Tout en étant conscient de tout et que c’était mal parti, il avait le sentiment
de flotter, d’être porté par des événements qui le dépassaient et contre
lesquels il n’essayait pas de lutter car c’était dans la nature des choses.
Il aurait pu penser que sa mère venait de
mourir, et que, son père se trouvant à l’article de la mort, il progressait à
son tour subitement de plusieurs cases sombres, comme dans un jeu de société où
il n’y a pas d’issue heureuse. Au lieu de cela, il trouvait que c’était un bel
automne, comme dans les livres de classe, avec des matins brumeux, des après-midi
ensoleillés, des soirées fraîches, l’odeur de la mousse dans les jardins et
celle des premiers feux de cheminée.
- Nous avons entendu dire que votre père...
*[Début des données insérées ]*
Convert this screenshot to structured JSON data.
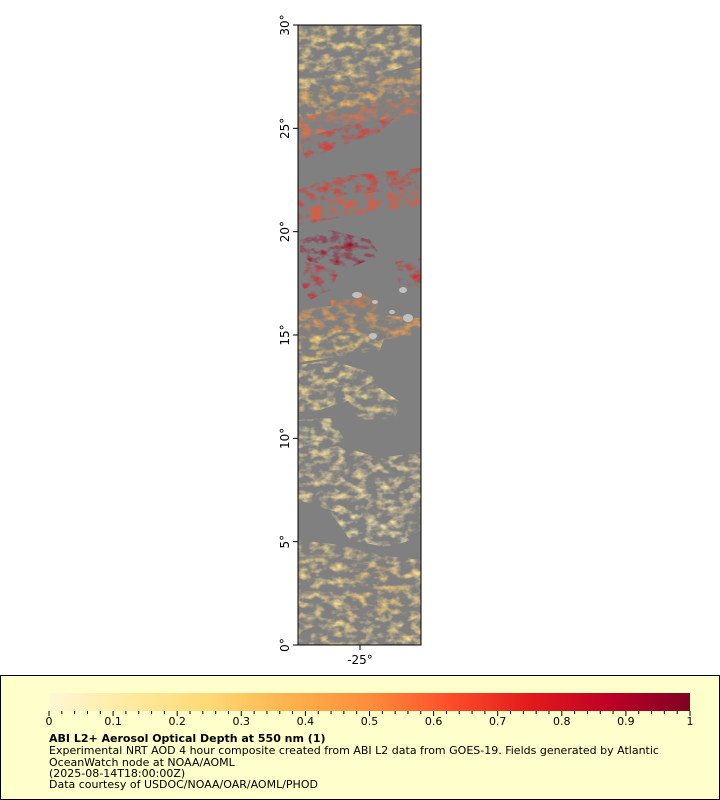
{
  "map": {
    "lat_ticks": [
      "0°",
      "5°",
      "10°",
      "15°",
      "20°",
      "25°",
      "30°"
    ],
    "lon_ticks": [
      "-25°"
    ],
    "lat_range": [
      0,
      30
    ],
    "lon_label_value": -25,
    "land_color": "#808080",
    "no_data_color": "#ffffff",
    "island_color": "#c0c0c0"
  },
  "legend": {
    "ticks": [
      "0",
      "0.1",
      "0.2",
      "0.3",
      "0.4",
      "0.5",
      "0.6",
      "0.7",
      "0.8",
      "0.9",
      "1"
    ],
    "range": [
      0,
      1
    ],
    "title": "ABI L2+ Aerosol Optical Depth at 550 nm (1)",
    "description": "Experimental NRT AOD 4 hour composite created from ABI L2 data from GOES-19. Fields generated by Atlantic OceanWatch node at NOAA/AOML",
    "time": "(2025-08-14T18:00:00Z)",
    "credit": "Data courtesy of USDOC/NOAA/OAR/AOML/PHOD",
    "colors": [
      "#fff7d6",
      "#ffeaa0",
      "#fed976",
      "#feb24c",
      "#fd8d3c",
      "#fc4e2a",
      "#e31a1c",
      "#bd0026",
      "#800026"
    ]
  }
}
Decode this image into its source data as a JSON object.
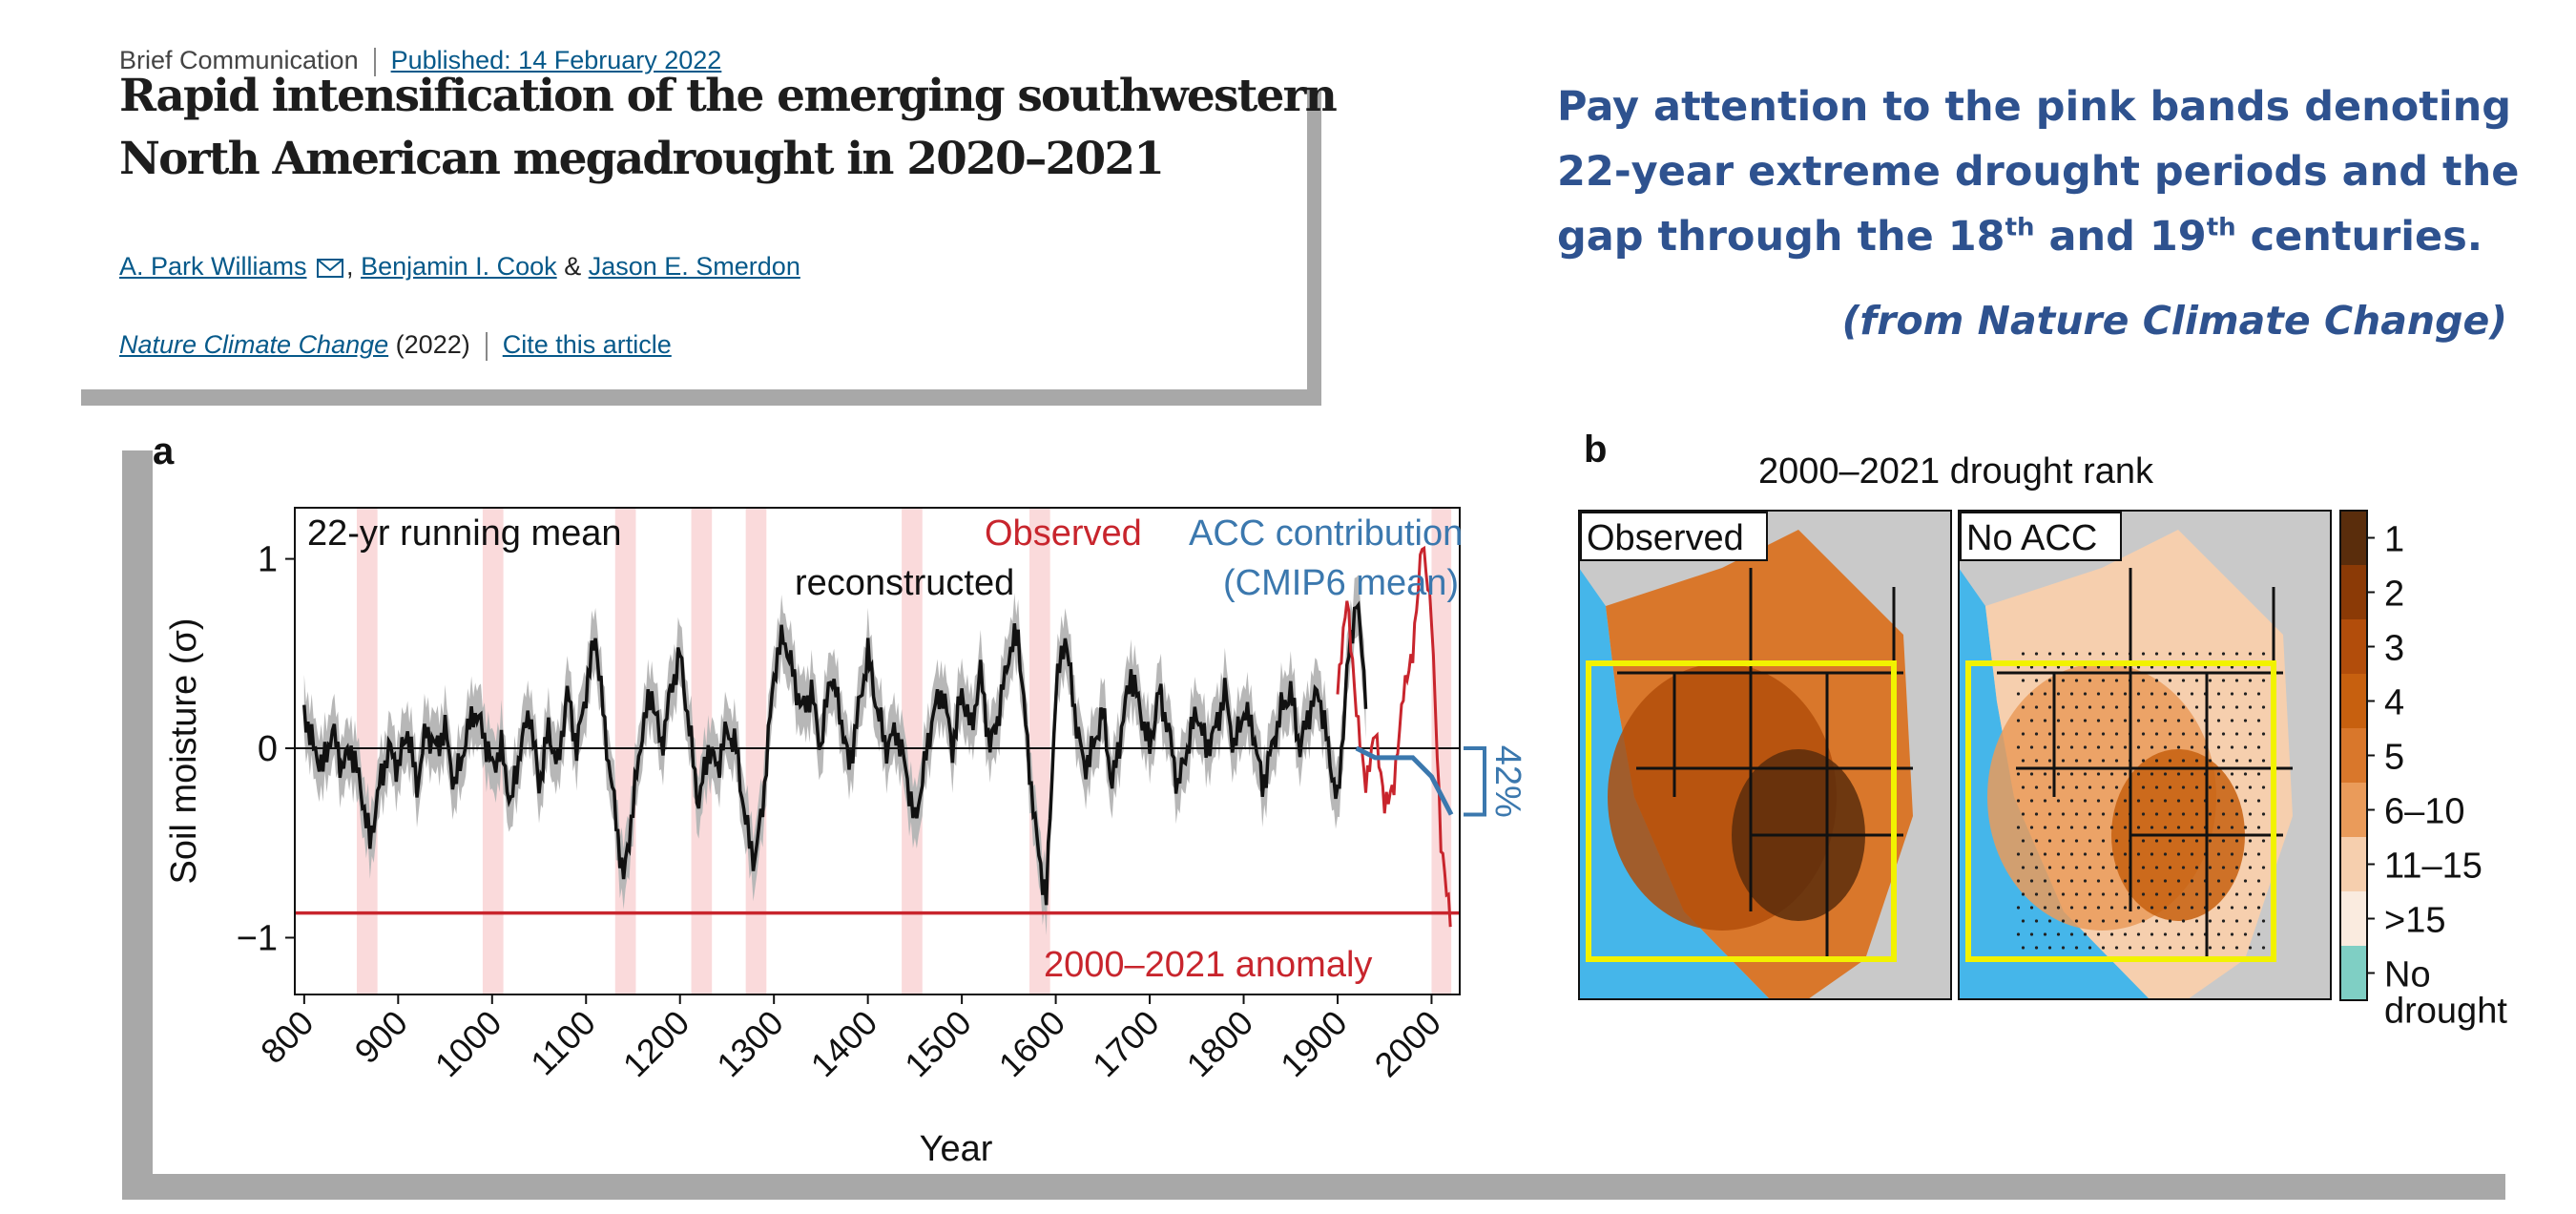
{
  "article": {
    "type": "Brief Communication",
    "published": "Published: 14 February 2022",
    "title_line1": "Rapid intensification of the emerging southwestern",
    "title_line2": "North American megadrought in 2020–2021",
    "authors": [
      "A. Park Williams",
      "Benjamin I. Cook",
      "Jason E. Smerdon"
    ],
    "author_sep1": ",",
    "author_sep2": "&",
    "journal": "Nature Climate Change",
    "year": "(2022)",
    "cite": "Cite this article"
  },
  "annotation": {
    "line1": "Pay attention to the pink bands denoting",
    "line2": "22-year extreme drought periods and the",
    "line3_a": "gap through the 18",
    "line3_sup1": "th",
    "line3_b": " and 19",
    "line3_sup2": "th",
    "line3_c": " centuries.",
    "source": "(from Nature Climate Change)"
  },
  "colors": {
    "observed": "#c8252d",
    "acc": "#3b78ae",
    "band": "#fadadb",
    "annotation": "#2e528f",
    "link": "#06598a",
    "highlight_box": "#f2f200",
    "ocean": "#45b6ea"
  },
  "chart_data": [
    {
      "type": "line",
      "panel": "a",
      "xlabel": "Year",
      "ylabel": "Soil moisture (σ)",
      "xlim": [
        790,
        2030
      ],
      "ylim": [
        -1.3,
        1.27
      ],
      "xticks": [
        800,
        900,
        1000,
        1100,
        1200,
        1300,
        1400,
        1500,
        1600,
        1700,
        1800,
        1900,
        2000
      ],
      "yticks": [
        1,
        0,
        -1
      ],
      "ytick_labels": [
        "1",
        "0",
        "−1"
      ],
      "labels": {
        "running_mean": "22-yr running mean",
        "observed": "Observed",
        "reconstructed": "reconstructed",
        "acc_line1": "ACC contribution",
        "acc_line2": "(CMIP6 mean)",
        "anomaly": "2000–2021 anomaly",
        "acc_pct": "42%"
      },
      "anomaly_value": -0.87,
      "drought_bands": [
        [
          856,
          878
        ],
        [
          990,
          1012
        ],
        [
          1131,
          1153
        ],
        [
          1212,
          1234
        ],
        [
          1270,
          1292
        ],
        [
          1436,
          1458
        ],
        [
          1572,
          1594
        ],
        [
          2000,
          2021
        ]
      ],
      "reconstructed": {
        "x": [
          800,
          810,
          820,
          830,
          840,
          850,
          860,
          870,
          880,
          890,
          900,
          910,
          920,
          930,
          940,
          950,
          960,
          970,
          980,
          990,
          1000,
          1010,
          1020,
          1030,
          1040,
          1050,
          1060,
          1070,
          1080,
          1090,
          1100,
          1110,
          1120,
          1130,
          1140,
          1150,
          1160,
          1170,
          1180,
          1190,
          1200,
          1210,
          1220,
          1230,
          1240,
          1250,
          1260,
          1270,
          1280,
          1290,
          1300,
          1310,
          1320,
          1330,
          1340,
          1350,
          1360,
          1370,
          1380,
          1390,
          1400,
          1410,
          1420,
          1430,
          1440,
          1450,
          1460,
          1470,
          1480,
          1490,
          1500,
          1510,
          1520,
          1530,
          1540,
          1550,
          1560,
          1570,
          1580,
          1590,
          1600,
          1610,
          1620,
          1630,
          1640,
          1650,
          1660,
          1670,
          1680,
          1690,
          1700,
          1710,
          1720,
          1730,
          1740,
          1750,
          1760,
          1770,
          1780,
          1790,
          1800,
          1810,
          1820,
          1830,
          1840,
          1850,
          1860,
          1870,
          1880,
          1890,
          1900,
          1910,
          1920,
          1930
        ],
        "y": [
          0.2,
          0.0,
          -0.1,
          0.1,
          -0.1,
          0.0,
          -0.2,
          -0.5,
          -0.2,
          0.0,
          -0.1,
          0.1,
          -0.2,
          0.1,
          0.0,
          0.1,
          -0.2,
          0.0,
          0.2,
          0.1,
          -0.1,
          0.0,
          -0.3,
          0.0,
          0.2,
          -0.2,
          0.1,
          -0.1,
          0.3,
          0.0,
          0.3,
          0.6,
          0.1,
          -0.3,
          -0.7,
          -0.3,
          0.1,
          0.3,
          0.0,
          0.3,
          0.5,
          0.1,
          -0.3,
          0.0,
          -0.1,
          0.1,
          0.0,
          -0.4,
          -0.6,
          -0.2,
          0.4,
          0.6,
          0.4,
          0.2,
          0.3,
          0.0,
          0.4,
          0.2,
          -0.1,
          0.2,
          0.5,
          0.2,
          0.0,
          0.1,
          -0.1,
          -0.4,
          -0.1,
          0.2,
          0.3,
          0.0,
          0.3,
          0.1,
          0.4,
          0.0,
          0.2,
          0.5,
          0.6,
          0.0,
          -0.5,
          -0.8,
          0.3,
          0.6,
          0.2,
          -0.1,
          0.0,
          0.2,
          -0.2,
          0.1,
          0.4,
          0.2,
          0.0,
          0.3,
          0.1,
          -0.2,
          0.0,
          0.2,
          0.0,
          0.1,
          0.3,
          0.0,
          0.2,
          0.1,
          -0.2,
          0.0,
          0.2,
          0.3,
          0.0,
          0.2,
          0.3,
          0.0,
          -0.3,
          0.4,
          0.8,
          0.3
        ]
      },
      "observed": {
        "x": [
          1900,
          1910,
          1920,
          1930,
          1940,
          1950,
          1960,
          1970,
          1980,
          1990,
          2000,
          2010,
          2020
        ],
        "y": [
          0.3,
          0.8,
          0.2,
          -0.2,
          0.1,
          -0.3,
          -0.2,
          0.3,
          0.5,
          1.1,
          0.7,
          -0.5,
          -0.9
        ]
      },
      "acc": {
        "x": [
          1920,
          1940,
          1960,
          1980,
          2000,
          2021
        ],
        "y": [
          0.0,
          -0.05,
          -0.05,
          -0.05,
          -0.15,
          -0.35
        ]
      }
    },
    {
      "type": "heatmap",
      "panel": "b",
      "title": "2000–2021 drought rank",
      "maps": [
        "Observed",
        "No ACC"
      ],
      "legend": [
        "1",
        "2",
        "3",
        "4",
        "5",
        "6–10",
        "11–15",
        ">15",
        "No",
        "drought"
      ],
      "legend_colors": [
        "#5a2d0c",
        "#8b3a06",
        "#b24d0b",
        "#c7600f",
        "#d9772b",
        "#ea9b5a",
        "#f6cfae",
        "#faebdf",
        "#7fcfc4"
      ]
    }
  ]
}
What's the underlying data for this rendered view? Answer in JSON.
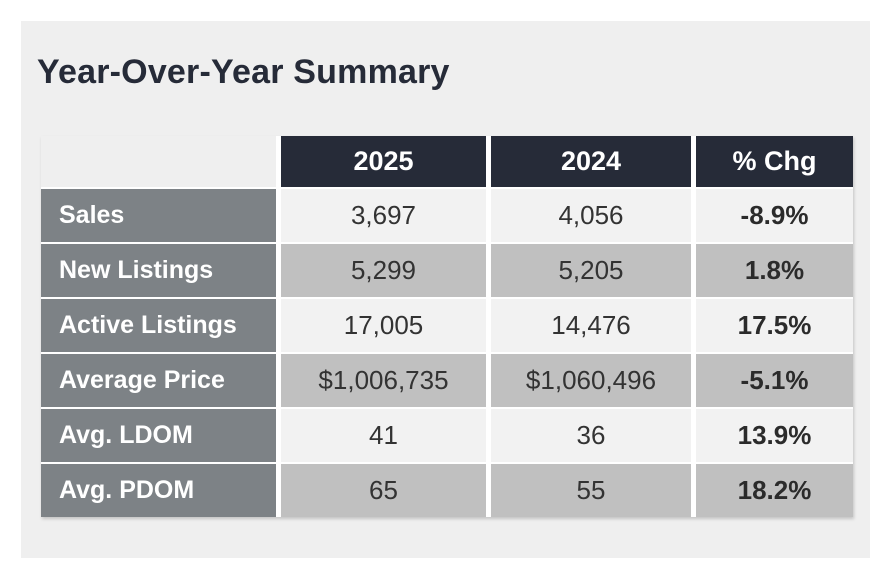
{
  "title": "Year-Over-Year Summary",
  "table": {
    "columns": [
      "2025",
      "2024",
      "% Chg"
    ],
    "rows": [
      {
        "label": "Sales",
        "v2025": "3,697",
        "v2024": "4,056",
        "chg": "-8.9%"
      },
      {
        "label": "New Listings",
        "v2025": "5,299",
        "v2024": "5,205",
        "chg": "1.8%"
      },
      {
        "label": "Active Listings",
        "v2025": "17,005",
        "v2024": "14,476",
        "chg": "17.5%"
      },
      {
        "label": "Average Price",
        "v2025": "$1,006,735",
        "v2024": "$1,060,496",
        "chg": "-5.1%"
      },
      {
        "label": "Avg. LDOM",
        "v2025": "41",
        "v2024": "36",
        "chg": "13.9%"
      },
      {
        "label": "Avg. PDOM",
        "v2025": "65",
        "v2024": "55",
        "chg": "18.2%"
      }
    ]
  },
  "colors": {
    "header_bg": "#262b38",
    "row_label_bg": "#7d8286",
    "row_light_bg": "#f2f2f2",
    "row_gray_bg": "#c0c0c0",
    "panel_bg": "#efefef",
    "title_color": "#262b38",
    "header_text": "#ffffff",
    "value_text": "#333333"
  },
  "chart_data": {
    "type": "table",
    "title": "Year-Over-Year Summary",
    "columns": [
      "2025",
      "2024",
      "% Chg"
    ],
    "metrics": [
      "Sales",
      "New Listings",
      "Active Listings",
      "Average Price",
      "Avg. LDOM",
      "Avg. PDOM"
    ],
    "series": [
      {
        "name": "2025",
        "values": [
          3697,
          5299,
          17005,
          1006735,
          41,
          65
        ]
      },
      {
        "name": "2024",
        "values": [
          4056,
          5205,
          14476,
          1060496,
          36,
          55
        ]
      },
      {
        "name": "% Chg",
        "values": [
          -8.9,
          1.8,
          17.5,
          -5.1,
          13.9,
          18.2
        ]
      }
    ]
  }
}
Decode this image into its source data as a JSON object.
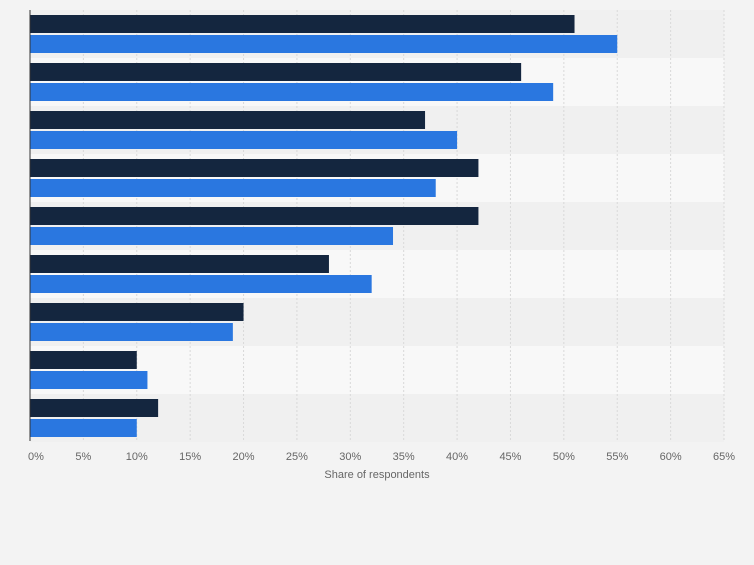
{
  "chart_data": {
    "type": "bar",
    "orientation": "horizontal",
    "categories": [
      "",
      "",
      "",
      "",
      "",
      "",
      "",
      "",
      ""
    ],
    "series": [
      {
        "color": "#14263f",
        "values": [
          51,
          46,
          37,
          42,
          42,
          28,
          20,
          10,
          12
        ]
      },
      {
        "color": "#2a77e0",
        "values": [
          55,
          49,
          40,
          38,
          34,
          32,
          19,
          11,
          10
        ]
      }
    ],
    "xlabel": "Share of respondents",
    "xlim": [
      0,
      65
    ],
    "xticks": [
      "0%",
      "5%",
      "10%",
      "15%",
      "20%",
      "25%",
      "30%",
      "35%",
      "40%",
      "45%",
      "50%",
      "55%",
      "60%",
      "65%"
    ],
    "grid": true,
    "legend": "none"
  }
}
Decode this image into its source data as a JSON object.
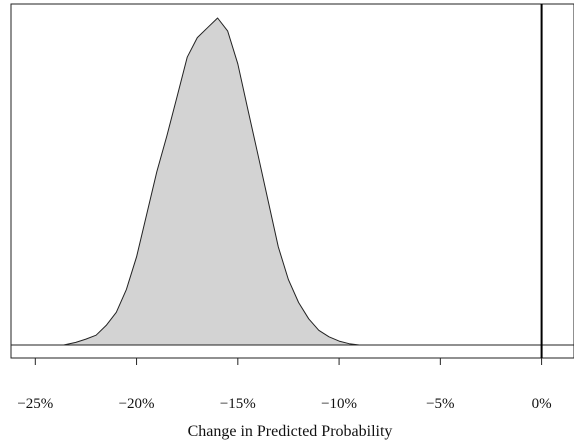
{
  "chart_data": {
    "type": "area",
    "title": "",
    "xlabel": "Change in Predicted Probability",
    "ylabel": "",
    "xlim": [
      -26.2,
      1.6
    ],
    "ylim": [
      0,
      1.06
    ],
    "grid": false,
    "y_ticks_shown": false,
    "fill_color": "#d3d3d3",
    "line_color": "#222222",
    "reference_line": {
      "x": 0,
      "color": "#000000"
    },
    "x_ticks": [
      {
        "value": -25,
        "label": "−25%"
      },
      {
        "value": -20,
        "label": "−20%"
      },
      {
        "value": -15,
        "label": "−15%"
      },
      {
        "value": -10,
        "label": "−10%"
      },
      {
        "value": -5,
        "label": "−5%"
      },
      {
        "value": 0,
        "label": "0%"
      }
    ],
    "series": [
      {
        "x": [
          -23.6,
          -23.0,
          -22.5,
          -22.0,
          -21.5,
          -21.0,
          -20.5,
          -20.0,
          -19.5,
          -19.0,
          -18.5,
          -18.0,
          -17.5,
          -17.0,
          -16.5,
          -16.0,
          -15.5,
          -15.0,
          -14.5,
          -14.0,
          -13.5,
          -13.0,
          -12.5,
          -12.0,
          -11.5,
          -11.0,
          -10.5,
          -10.0,
          -9.5,
          -9.0
        ],
        "y": [
          0.0,
          0.008,
          0.018,
          0.03,
          0.06,
          0.1,
          0.17,
          0.27,
          0.4,
          0.53,
          0.64,
          0.76,
          0.88,
          0.94,
          0.97,
          1.0,
          0.96,
          0.86,
          0.72,
          0.58,
          0.44,
          0.3,
          0.2,
          0.13,
          0.08,
          0.045,
          0.025,
          0.012,
          0.004,
          0.0
        ]
      }
    ]
  }
}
Deux religieuses qu’il avait croisées un soir,
en marchant le long de la mer, car il existait depuis toujours, dans une rue
parallèle à celle de la maison de ses parents, une congrégation de sœurs qui
œuvraient pour les pauvres. C’était la rue où son père avait promené le chien
pendant plus de quarante ans, matin et soir, du moins tant qu’il y avait un
chien.
Il y
avait eu plusieurs chiens, de même que les sœurs aussi s’étaient succédé par la
force des choses. Elles étaient toujours minces, d’un gris discret qui n’avait
rien d’inquiétant. On avait l’impression que c’étaient toujours les mêmes, gracieuses,
la peau rose légèrement halée, la cheville fine et la voix chevrotante, ne
s’offusquant jamais de rien.
- Nous ne manquons pas
de prier pour lui, tout en sachant bien sûr que ce ne sont pas ses idées. Il
penserait sans doute que notre initiative ne sert à rien, mais elle ne peut pas
lui faire de mal non plus, n’est-ce pas ?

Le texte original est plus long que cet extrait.